En effet, le syndicat déclare avoir alerté à plusieurs reprises les ministères concernés. Driss Adda, vice-secrétaire général et secrétaire régional de l’organisation à Kénitra, affirme à Yabiladi que «ce qui s’est passé à Lalla Mimouna était prévisible, sur la base d’observations formulées par la FNSA et adressées au gouvernement, bien avant la crise sanitaire mais aussi pendant la pandémie». Il en tient ainsi responsables «la délégation du ministère de la Santé, ainsi que les ministères de l’Agriculture, du Travail, mais aussi des Transports et les autorités locales elles-mêmes».

Des alertes lancées avant la crise sanitaire

La Fédération a révélé que «nombre d’ouvrières traversent 80 à 100 kilomètres pour venir travailler à Lalla Mimouna, au vu et au su des autorités locales, qui de surcroît ont laissé passer les véhicules insalubres transportant ces ouvrières entassées d’une province à l’autre et même d’une région à l’autre, sans que les modalités requises par les employeurs ou les exigences sanitaire à cet effet ne soient remplies».

Driss Adda rappelle, à cet égard, la situation désastreuse des ouvrières à Lalla Mimouna qui ne date pas de la crise sanitaire. Il décrit une «anarchie» dans les firmes agricoles de la région.

«A Lalla Mimouna comme ailleurs, des intermédiaires d’exploitants agricoles ramènent des femmes depuis Sidi Kacem, Ouazzane, Larache, en plus des ouvrières locales. Sur toute la zone, on compte ainsi plus de 100 000 travailleuses.»

Driss Adda

Membre de la coordination internationale La Via Campesina, qui regroupe syndicats et organisations agricoles à travers le monde, la FNSA a longtemps alerté sur les conditions de transport des ouvrières. Un facteur de risque à part entière, selon Driss Adda. «Comme en temps normal, voire plus, on a laissé traverser des camionnettes et des pick-up qui n’obéissent à aucune norme de sécurité et qui sont toujours surchargées», déplore-t-il.

Le syndicaliste rappelle par ailleurs que «les ouvrières de Lalla Mimouna ont averti de leur situation sanitaire dès le 7 mai». «Nous en avons pris connaissance au sein de la FNSA, mais c’est après les révélations de la semaine dernière que le ministère du Travail et de l’insertion professionnelle a tenu une rencontre avec nous, vendredi dernier», affirme-t-il.

Des enjeux économiques aux dépends de la situation sociale et sanitaire des ouvrières

Driss Adda rappelle que «70% des fruits rouges et des fruits rouges transformés au Maroc, à destination de l’export, proviennent du Gharb». «En pleine crise sanitaire, ces exportations auraient augmenté de 25%, ce qui veut dire que le patronat des fraises a augmenté la main-d’œuvre pendant la pandémie, pour continuer à répondre à la forte demande du marché international ; sauf qu’il n’a pas veillé à la sécurité sanitaire», souligne-t-il.
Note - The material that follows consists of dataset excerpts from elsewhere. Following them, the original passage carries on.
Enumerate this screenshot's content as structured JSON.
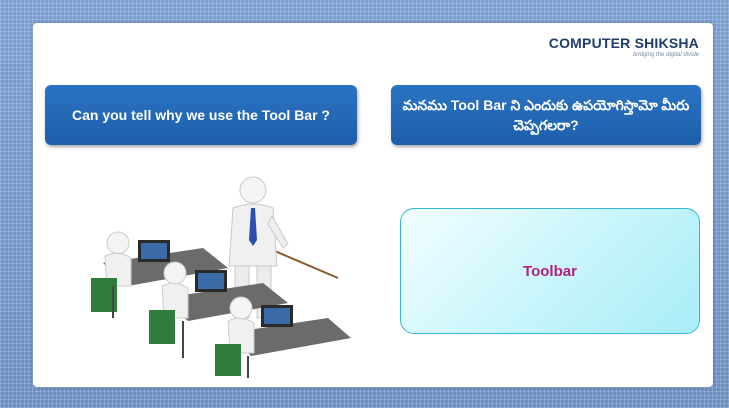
{
  "logo": {
    "name": "COMPUTER SHIKSHA",
    "tagline": "bridging the digital divide"
  },
  "question_en": "Can you tell why we use the Tool Bar ?",
  "question_te": "మనము Tool Bar ని ఎందుకు ఉపయోగిస్తామో మీరు చెప్పగలరా?",
  "answer": "Toolbar"
}
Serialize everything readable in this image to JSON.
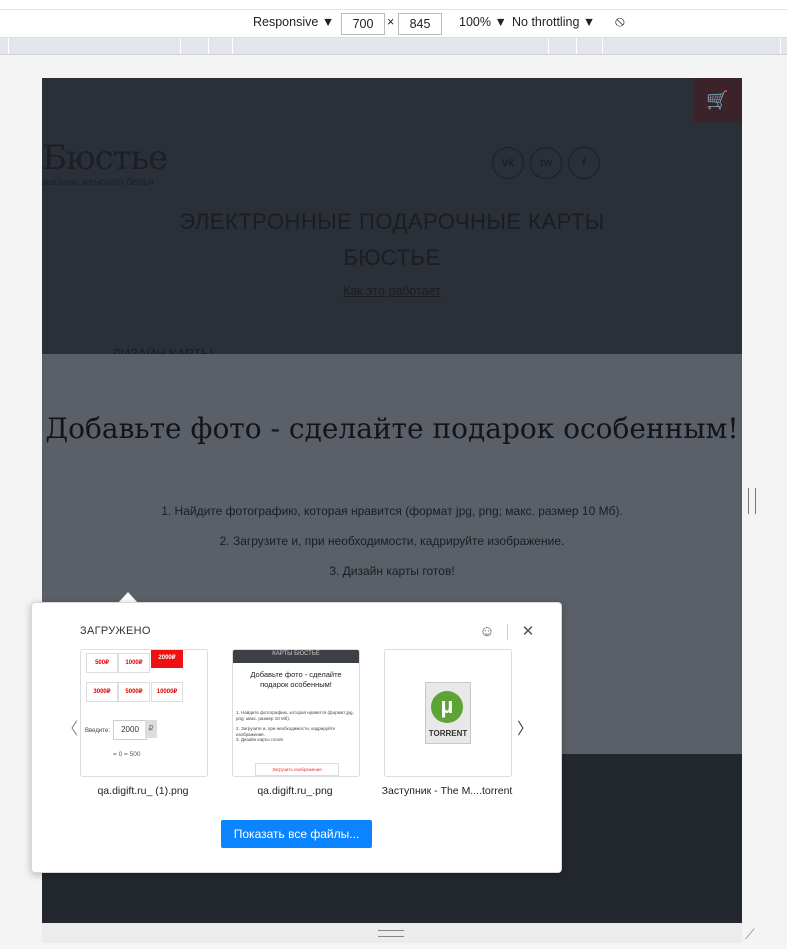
{
  "devtools": {
    "device": "Responsive",
    "width": "700",
    "times": "×",
    "height": "845",
    "zoom": "100%",
    "throttling": "No throttling"
  },
  "site": {
    "logo": "Бюстье",
    "logo_sub": "магазин женского белья",
    "social": [
      "vk",
      "tw",
      "f"
    ],
    "hero_title_line1": "ЭЛЕКТРОННЫЕ ПОДАРОЧНЫЕ КАРТЫ",
    "hero_title_line2": "БЮСТЬЕ",
    "hero_link": "Как это работает",
    "hero_cut": "ДИЗАЙН КАРТЫ"
  },
  "modal": {
    "title": "Добавьте фото - сделайте подарок особенным!",
    "steps": [
      "1. Найдите фотографию, которая нравится (формат jpg, png; макс. размер 10 Мб).",
      "2. Загрузите и, при необходимости, кадрируйте изображение.",
      "3. Дизайн карты готов!"
    ]
  },
  "downloads": {
    "header": "ЗАГРУЖЕНО",
    "files": [
      {
        "name": "qa.digift.ru_ (1).png"
      },
      {
        "name": "qa.digift.ru_.png"
      },
      {
        "name": "Заступник - The M....torrent"
      }
    ],
    "show_all": "Показать все файлы...",
    "thumb1": {
      "cells": [
        "500₽",
        "1000₽",
        "2000₽",
        "3000₽",
        "5000₽",
        "10000₽"
      ],
      "enter_label": "Введите:",
      "enter_value": "2000",
      "currency": "₽",
      "summary": "= 0 = 500"
    },
    "thumb2": {
      "head": "КАРТЫ БЮСТЬЕ",
      "title": "Добавьте фото - сделайте подарок особенным!",
      "lines": [
        "1. Найдите фотографию, которая нравится (формат jpg, png; макс. размер 10 Мб).",
        "2. Загрузите и, при необходимости, кадрируйте изображение.",
        "3. Дизайн карты готов!"
      ],
      "button": "Загрузить изображение"
    },
    "thumb3": {
      "logo_letter": "µ",
      "caption": "TORRENT"
    }
  }
}
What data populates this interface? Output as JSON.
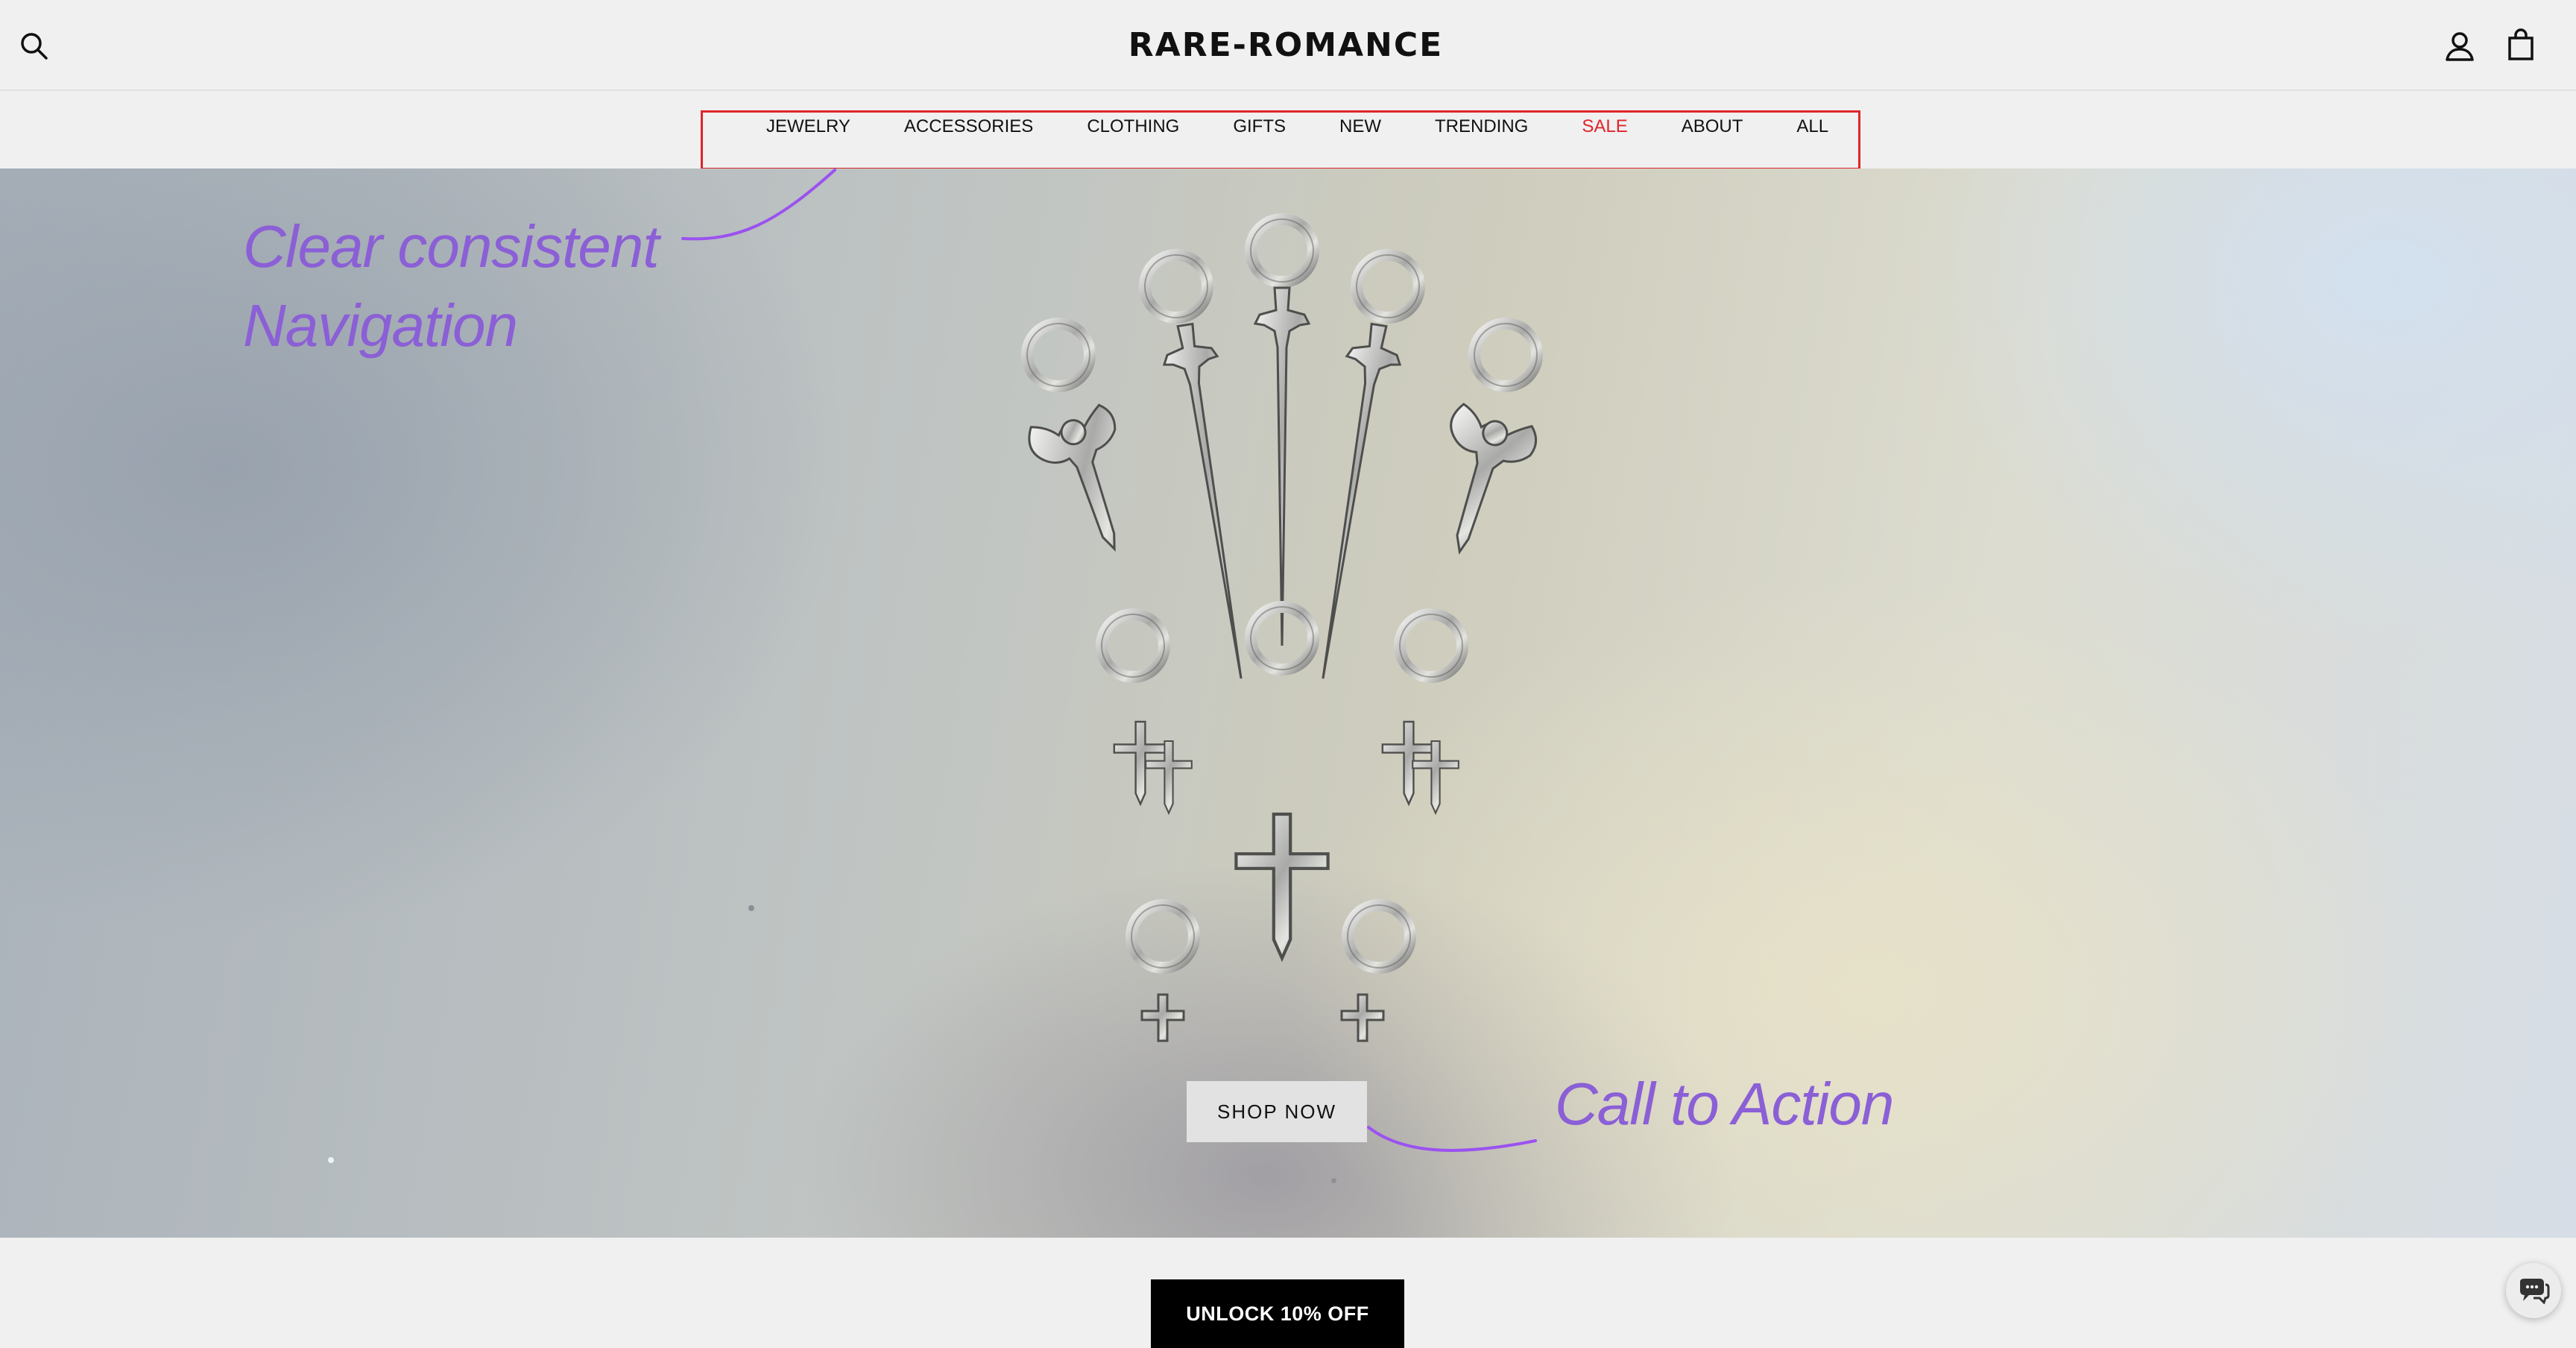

En termes de tranche d’âges, il affirme par ailleurs que les travailleuses sont constituées «de filles mineures jusqu’aux femmes âgées».

«Nous nous demandons si entre les premières alertes et les premiers tests PCR, on n’aurait pas fermé les yeux pour assurer le bon déroulement de la saison agricole des fraises, avant de nous intéresser enfin aux conditions sanitaires des ouvrières derrière ce travail de fourmis.»

Driss Adda

Pour le syndicaliste, aborder la situation sociale des ouvrières agricoles est rendue plus difficile, car «certains responsables locaux ou entrepreneurs agricoles refusent tout dialogue avec les syndicats et exploitent encore plus une main-d’œuvre au travail instable, par le biais des intermédiaires qui annulent toute relation salariale entre les travailleuses et leurs réels employeurs».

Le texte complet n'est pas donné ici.